The Earl of Strathearn, as Prince William is known in Scotland, will take the ceremonial role of Lord High Commissioner, acting as the Monarch’s personal representative to the annual General Assembly of the Church of Scotland.
The General Assembly week takes place from 16-22 of May 2020, and acts as the highest court of the Church of Scotland and its governing body. The assembly, usually held in Edinburgh, decides upon the Law of the Church, and debates to determine the future of the organisation.
William’s role means he will make the opening and closing addresses to the Assembly, as well as carrying out official visits across Scotland.

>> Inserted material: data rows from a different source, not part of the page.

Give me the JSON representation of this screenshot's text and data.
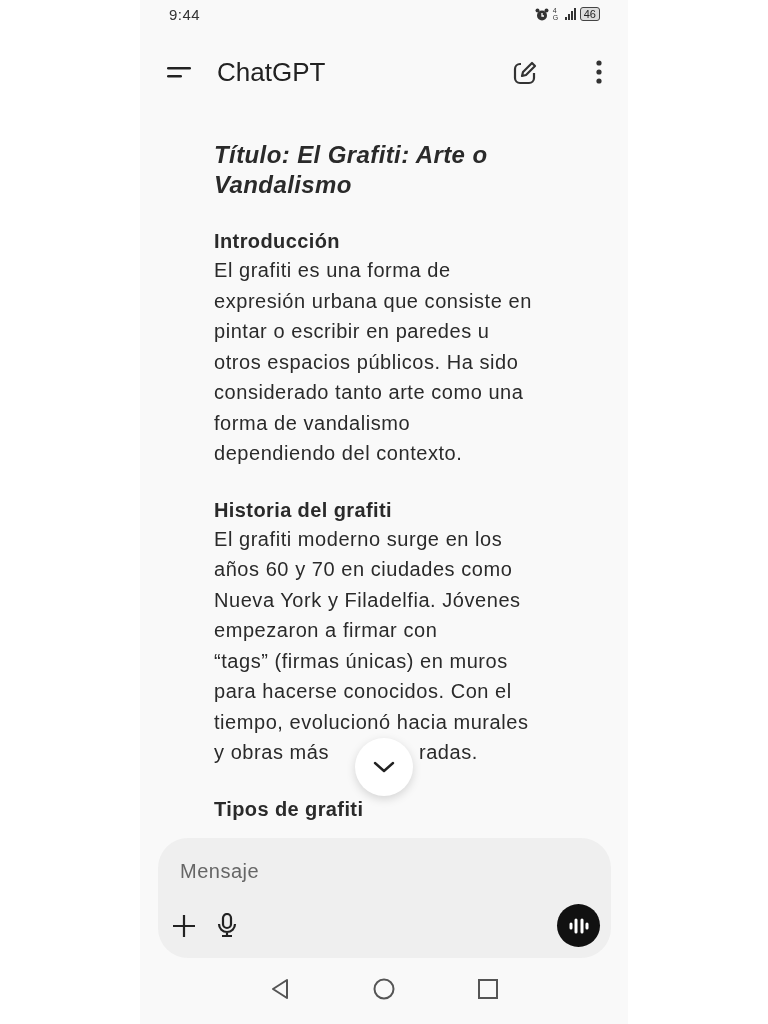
{
  "status_bar": {
    "time": "9:44",
    "network": "4G",
    "battery": "46"
  },
  "header": {
    "title": "ChatGPT"
  },
  "message": {
    "title": "Título: El Grafiti: Arte o Vandalismo",
    "sections": [
      {
        "heading": "Introducción",
        "lines": [
          "El grafiti es una forma de",
          "expresión urbana que consiste en",
          "pintar o escribir en paredes u",
          "otros espacios públicos. Ha sido",
          "considerado tanto arte como una",
          "forma de vandalismo",
          "dependiendo del contexto."
        ]
      },
      {
        "heading": "Historia del grafiti",
        "lines": [
          "El grafiti moderno surge en los",
          "años 60 y 70 en ciudades como",
          "Nueva York y Filadelfia. Jóvenes",
          "empezaron a firmar con",
          "“tags” (firmas únicas) en muros",
          "para hacerse conocidos. Con el",
          "tiempo, evolucionó hacia murales",
          "y obras más"
        ],
        "tail_fragment": "radas."
      },
      {
        "heading": "Tipos de grafiti"
      }
    ]
  },
  "composer": {
    "placeholder": "Mensaje"
  }
}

It is a ceremonial position, that does not carry a vote, nor can the Lord High Commissioner intervene in debates.
The future King’s place at the religious gathering reflects The Queen’s role as protector of the Kirk, which is distinct from the role she holds in England as Head of the Church.
Princess Anne served in the role in 2017, and the appointment is given to a Scottish figure, who has made great contributions, or a member of the Royal Family. 2019 saw The Duke of Buccleuch attended the General Assembly as the Lord High Commissioner, a role he undertook for the second time.
The Queen made it to the General Assembly in person in both 1969 and 2002, the latter being the year of her Golden Jubilee.
Rev Dr George Whyte, the Principal Clerk of the General Assembly of the Church of Scotland said: “We are honoured that her Majesty has appointed Prince William as Lord High Commissioner.
“We look forward to welcoming His Royal Highness to the General Assembly.”